Lab incubations reflected some of the patterns witnessed in the field: Increases in P, slower N mineralization rates, and otherwise similar soil chemistry outcomes relative to that of conventional fertilizer, particularly after 12 weeks (Figure 3).
Organic matter was not seen to increase significantly in-season, but the fact that the LBF material is 10% solids, and those solids are roughly 30% carbon from organic matter means that additions of carbon, micronutrients, and water could be advantageous to crop growth.
Incubations
Figure 3: N mineralization, available phosphorous, salinity (as electrical conductivity, EC ), and pH results from 12-week lab incubations at 70 degrees F, comparing LBF, PBF, and pelletized urea mixed into a Yolo loam at 90 lbs N / acre.

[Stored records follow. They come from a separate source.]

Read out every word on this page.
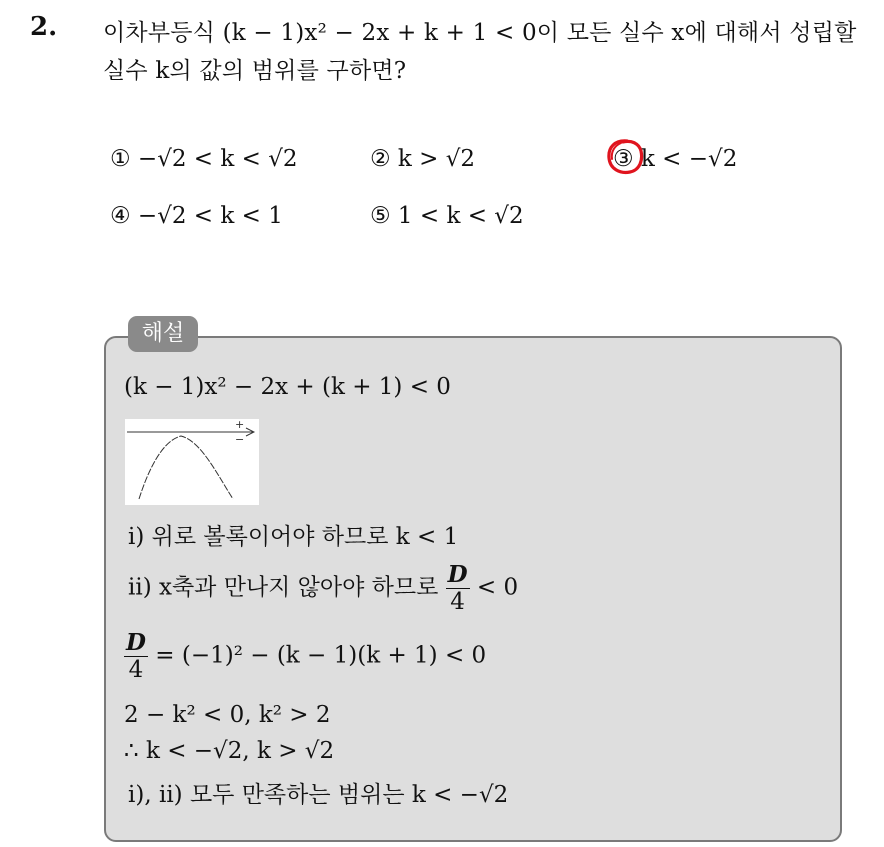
2. 이차부등식 (k − 1)x² − 2x + k + 1 < 0이 모든 실수 x에 대해서 성립할
실수 k의 값의 범위를 구하면?
① −√2 < k < √2	② k > √2	③ k < −√2
④ −√2 < k < 1	⑤ 1 < k < √2
해설
(k − 1)x² − 2x + (k + 1) < 0
+
−
ⅰ) 위로 볼록이어야 하므로 k < 1
ⅱ) x축과 만나지 않아야 하므로 $\frac{D}{4} < 0$
$\frac{D}{4} = (-1)^2 - (k - 1)(k + 1) < 0$
2 − k² < 0, k² > 2
∴ k < −√2, k > √2
ⅰ), ⅱ) 모두 만족하는 범위는 k < −√2
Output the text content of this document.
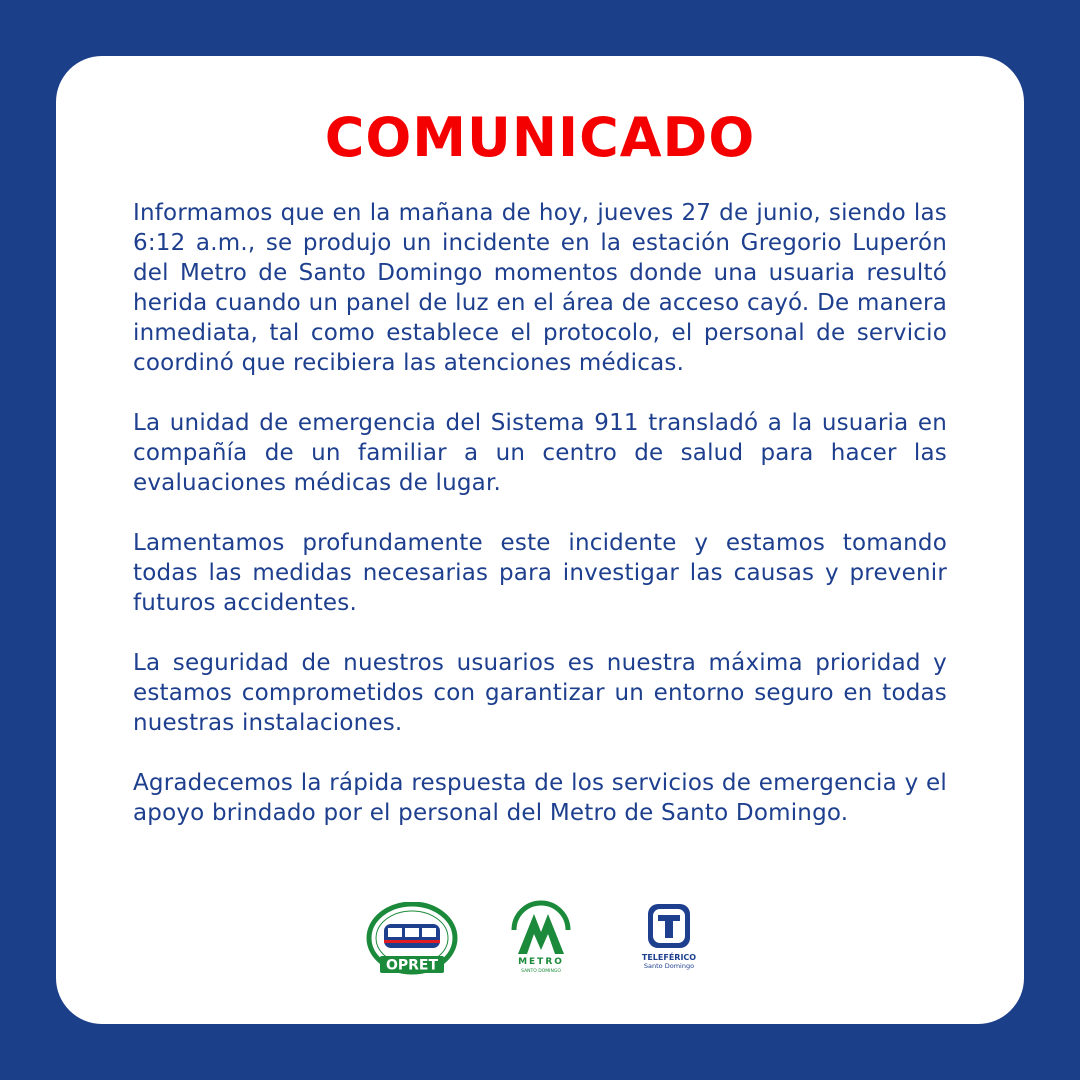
COMUNICADO

Informamos que en la mañana de hoy, jueves 27 de junio, siendo las 6:12 a.m., se produjo un incidente en la estación Gregorio Luperón del Metro de Santo Domingo momentos donde una usuaria resultó herida cuando un panel de luz en el área de acceso cayó. De manera inmediata, tal como establece el protocolo, el personal de servicio coordinó que recibiera las atenciones médicas.

La unidad de emergencia del Sistema 911 transladó a la usuaria en compañía de un familiar a un centro de salud para hacer las evaluaciones médicas de lugar.

Lamentamos profundamente este incidente y estamos tomando todas las medidas necesarias para investigar las causas y prevenir futuros accidentes.

La seguridad de nuestros usuarios es nuestra máxima prioridad y estamos comprometidos con garantizar un entorno seguro en todas nuestras instalaciones.

Agradecemos la rápida respuesta de los servicios de emergencia y el apoyo brindado por el personal del Metro de Santo Domingo.

OPRET	METRO
SANTO DOMINGO
TELEFÉRICO
Santo Domingo
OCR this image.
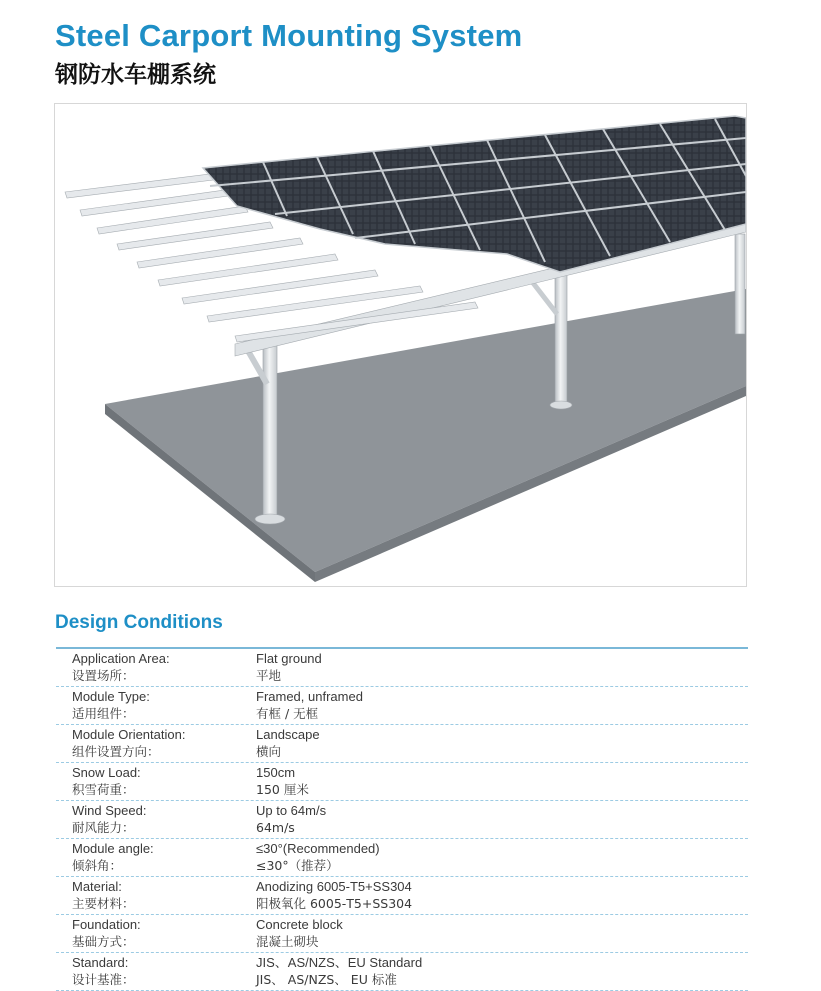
Steel Carport Mounting System
钢防水车棚系统
Design Conditions
Application Area:	Flat ground
设置场所：	平地
Module Type:	Framed, unframed
适用组件：	有框 / 无框
Module Orientation:	Landscape
组件设置方向：	横向
Snow Load:	150cm
积雪荷重：	150 厘米
Wind Speed:	Up to 64m/s
耐风能力：	64m/s
Module angle:	≤30°(Recommended)
倾斜角：	≤30°（推荐）
Material:	Anodizing 6005-T5+SS304
主要材料：	阳极氧化 6005-T5+SS304
Foundation:	Concrete block
基础方式：	混凝土砌块
Standard:	JIS、AS/NZS、EU Standard
设计基准：	JIS、 AS/NZS、 EU 标准
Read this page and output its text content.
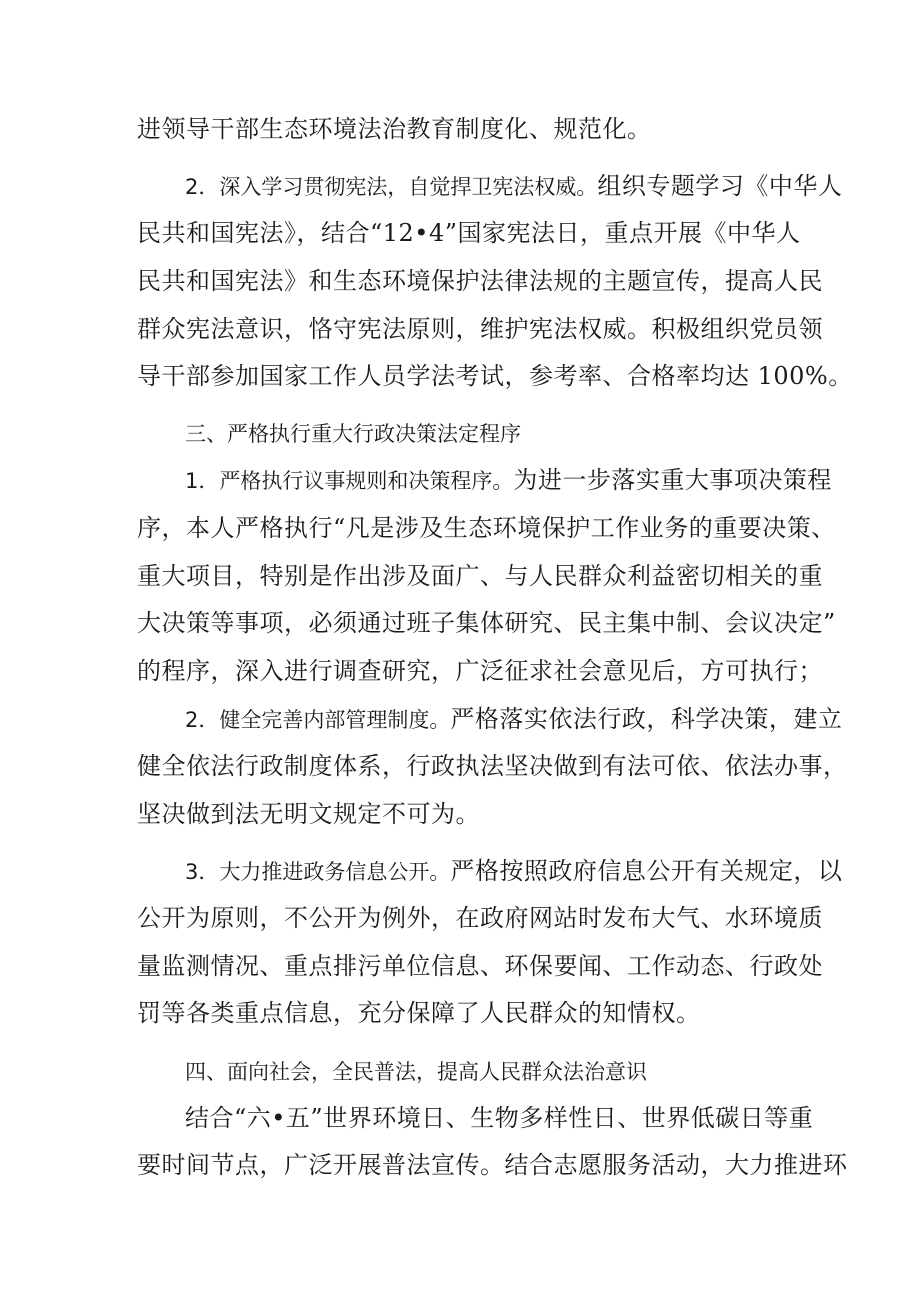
进领导干部生态环境法治教育制度化、规范化。
2．深入学习贯彻宪法，自觉捍卫宪法权威。组织专题学习《中华人
民共和国宪法》，结合“12•4”国家宪法日，重点开展《中华人
民共和国宪法》和生态环境保护法律法规的主题宣传，提高人民
群众宪法意识，恪守宪法原则，维护宪法权威。积极组织党员领
导干部参加国家工作人员学法考试，参考率、合格率均达 100%。
三、严格执行重大行政决策法定程序
1．严格执行议事规则和决策程序。为进一步落实重大事项决策程
序，本人严格执行“凡是涉及生态环境保护工作业务的重要决策、
重大项目，特别是作出涉及面广、与人民群众利益密切相关的重
大决策等事项，必须通过班子集体研究、民主集中制、会议决定”
的程序，深入进行调查研究，广泛征求社会意见后，方可执行；
2．健全完善内部管理制度。严格落实依法行政，科学决策，建立
健全依法行政制度体系，行政执法坚决做到有法可依、依法办事，
坚决做到法无明文规定不可为。
3．大力推进政务信息公开。严格按照政府信息公开有关规定，以
公开为原则，不公开为例外，在政府网站时发布大气、水环境质
量监测情况、重点排污单位信息、环保要闻、工作动态、行政处
罚等各类重点信息，充分保障了人民群众的知情权。
四、面向社会，全民普法，提高人民群众法治意识
结合“六•五”世界环境日、生物多样性日、世界低碳日等重
要时间节点，广泛开展普法宣传。结合志愿服务活动，大力推进环
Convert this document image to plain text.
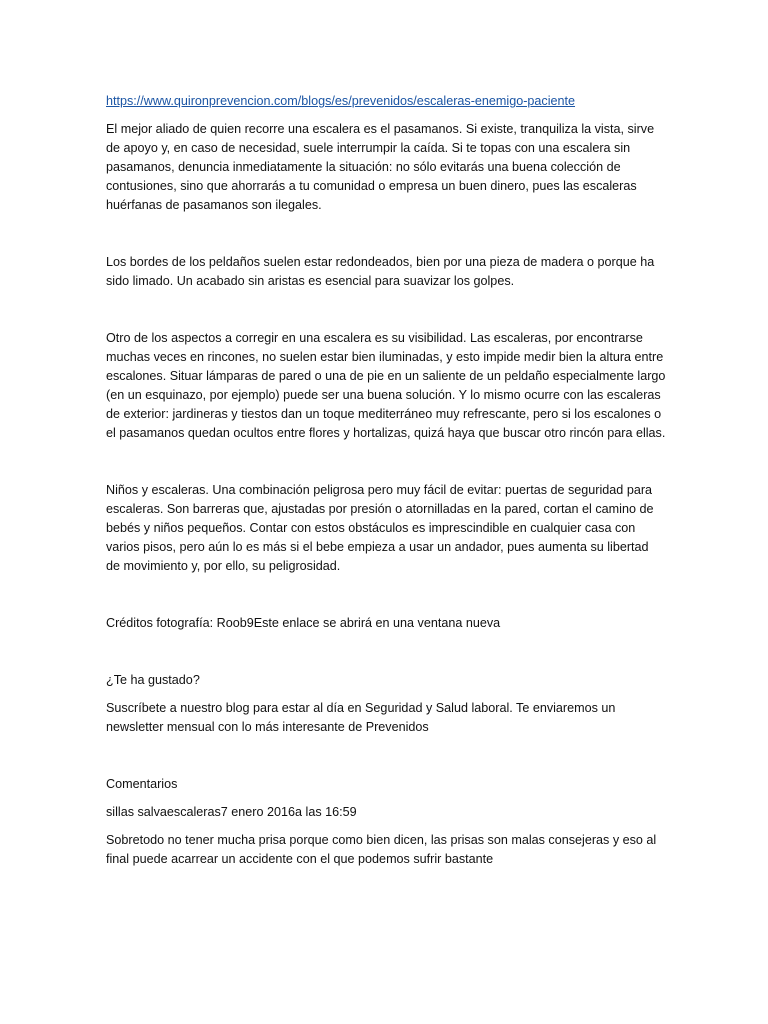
https://www.quironprevencion.com/blogs/es/prevenidos/escaleras-enemigo-paciente

El mejor aliado de quien recorre una escalera es el pasamanos. Si existe, tranquiliza la vista, sirve de apoyo y, en caso de necesidad, suele interrumpir la caída. Si te topas con una escalera sin pasamanos, denuncia inmediatamente la situación: no sólo evitarás una buena colección de contusiones, sino que ahorrarás a tu comunidad o empresa un buen dinero, pues las escaleras huérfanas de pasamanos son ilegales.

Los bordes de los peldaños suelen estar redondeados, bien por una pieza de madera o porque ha sido limado. Un acabado sin aristas es esencial para suavizar los golpes.

Otro de los aspectos a corregir en una escalera es su visibilidad. Las escaleras, por encontrarse muchas veces en rincones, no suelen estar bien iluminadas, y esto impide medir bien la altura entre escalones. Situar lámparas de pared o una de pie en un saliente de un peldaño especialmente largo (en un esquinazo, por ejemplo) puede ser una buena solución. Y lo mismo ocurre con las escaleras de exterior: jardineras y tiestos dan un toque mediterráneo muy refrescante, pero si los escalones o el pasamanos quedan ocultos entre flores y hortalizas, quizá haya que buscar otro rincón para ellas.

Niños y escaleras. Una combinación peligrosa pero muy fácil de evitar: puertas de seguridad para escaleras. Son barreras que, ajustadas por presión o atornilladas en la pared, cortan el camino de bebés y niños pequeños. Contar con estos obstáculos es imprescindible en cualquier casa con varios pisos, pero aún lo es más si el bebe empieza a usar un andador, pues aumenta su libertad de movimiento y, por ello, su peligrosidad.

Créditos fotografía: Roob9Este enlace se abrirá en una ventana nueva

¿Te ha gustado?

Suscríbete a nuestro blog para estar al día en Seguridad y Salud laboral. Te enviaremos un newsletter mensual con lo más interesante de Prevenidos

Comentarios

sillas salvaescaleras7 enero 2016a las 16:59

Sobretodo no tener mucha prisa porque como bien dicen, las prisas son malas consejeras y eso al final puede acarrear un accidente con el que podemos sufrir bastante
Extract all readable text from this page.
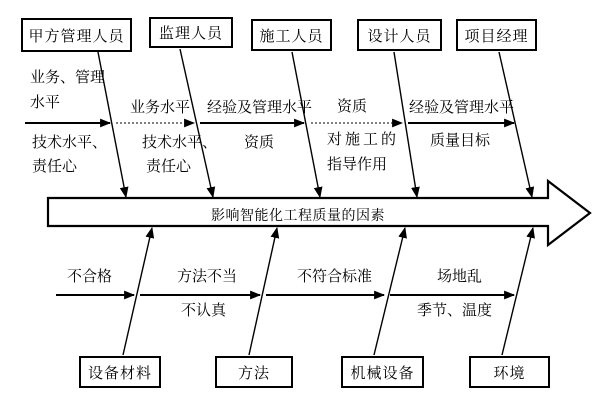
影响智能化工程质量的因素
甲方管理人员	监理人员	施工人员	设计人员	项目经理
设备材料	方法	机械设备	环境
业务、管理
水平
技术水平、
责任心
业务水平
技术水平、
责任心
经验及管理水平
资质
资质
对施工的
指导作用
经验及管理水平
质量目标
不合格	方法不当
不认真
不符合标准	场地乱
季节、温度
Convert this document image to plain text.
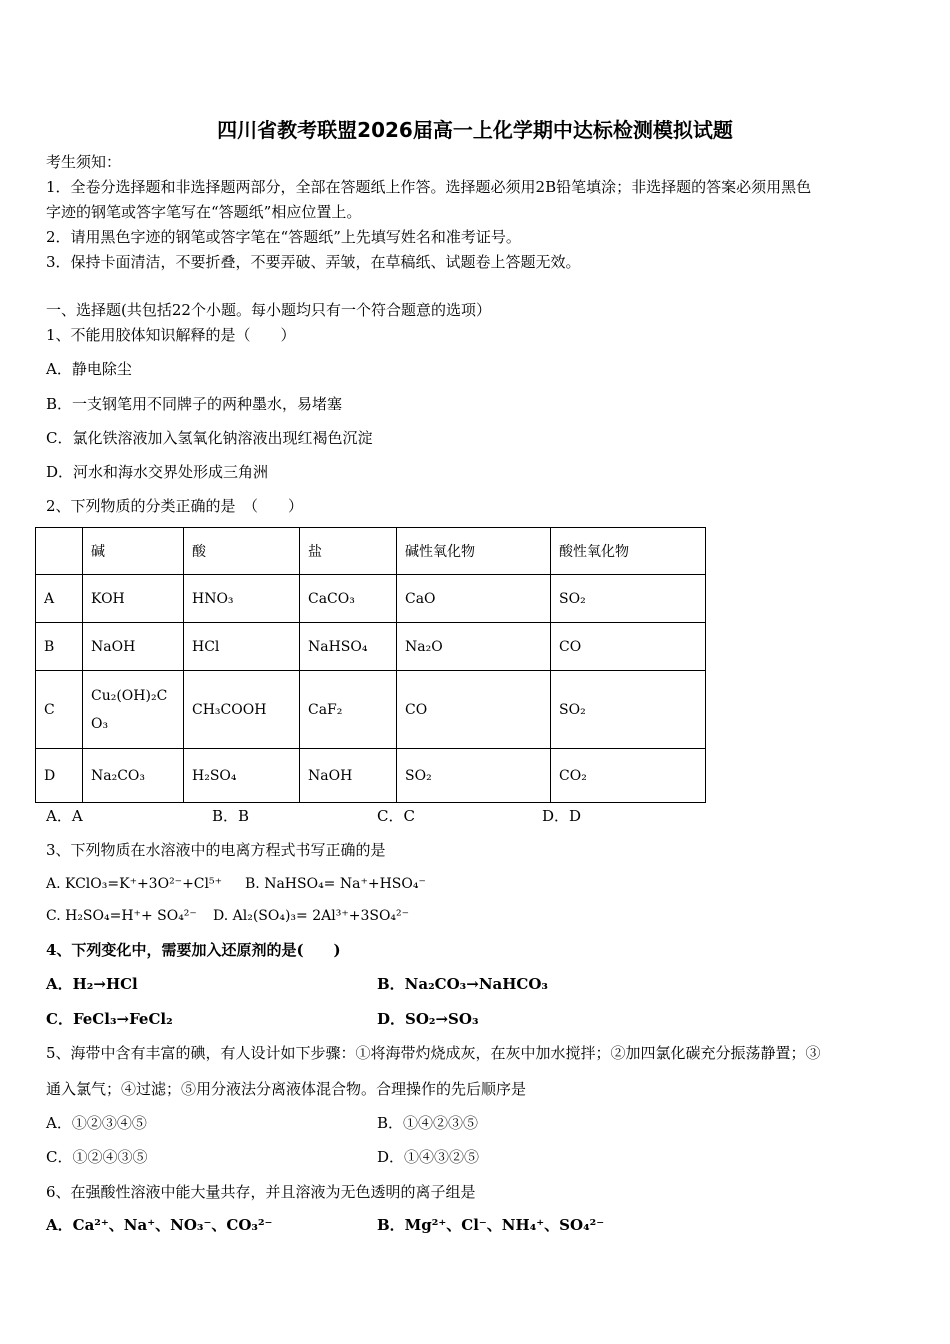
四川省教考联盟2026届高一上化学期中达标检测模拟试题
考生须知：
1．全卷分选择题和非选择题两部分，全部在答题纸上作答。选择题必须用2B铅笔填涂；非选择题的答案必须用黑色
字迹的钢笔或答字笔写在“答题纸”相应位置上。
2．请用黑色字迹的钢笔或答字笔在“答题纸”上先填写姓名和准考证号。
3．保持卡面清洁，不要折叠，不要弄破、弄皱，在草稿纸、试题卷上答题无效。
一、选择题(共包括22个小题。每小题均只有一个符合题意的选项）
1、不能用胶体知识解释的是（　　）
A．静电除尘
B．一支钢笔用不同牌子的两种墨水，易堵塞
C．氯化铁溶液加入氢氧化钠溶液出现红褐色沉淀
D．河水和海水交界处形成三角洲
2、下列物质的分类正确的是　（　　）
	碱	酸	盐	碱性氧化物	酸性氧化物
A	KOH	HNO₃	CaCO₃	CaO	SO₂
B	NaOH	HCl	NaHSO₄	Na₂O	CO
C	Cu₂(OH)₂CO₃	CH₃COOH	CaF₂	CO	SO₂
D	Na₂CO₃	H₂SO₄	NaOH	SO₂	CO₂
A．A	B．B	C．C	D．D
3、下列物质在水溶液中的电离方程式书写正确的是
A. KClO₃=K⁺+3O²⁻+Cl⁵⁺ B. NaHSO₄= Na⁺+HSO₄⁻
C. H₂SO₄=H⁺+ SO₄²⁻ D. Al₂(SO₄)₃= 2Al³⁺+3SO₄²⁻
4、下列变化中，需要加入还原剂的是(　　)
A．H₂→HCl	B．Na₂CO₃→NaHCO₃
C．FeCl₃→FeCl₂	D．SO₂→SO₃
5、海带中含有丰富的碘，有人设计如下步骤：①将海带灼烧成灰，在灰中加水搅拌；②加四氯化碳充分振荡静置；③
通入氯气；④过滤；⑤用分液法分离液体混合物。合理操作的先后顺序是
A．①②③④⑤	B．①④②③⑤
C．①②④③⑤	D．①④③②⑤
6、在强酸性溶液中能大量共存，并且溶液为无色透明的离子组是
A．Ca²⁺、Na⁺、NO₃⁻、CO₃²⁻	B．Mg²⁺、Cl⁻、NH₄⁺、SO₄²⁻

Significant difference between treatments is indicated within a given week by different letters.
Conclusion
Small grain growers working in the southern Sacramento Valley or in similar climates should feel confident that LBFs will likely perform as well as conventional sources of N when applied at similar rates of total N. LBFs may also provide additional benefits to growers in the form of increased P, micronutrients, or additional soil moisture. Growers should also consider the combined use of biosolids and in-season conventional N additions when needed. As always, good N-management and monitoring can greatly improve grower capacity for success.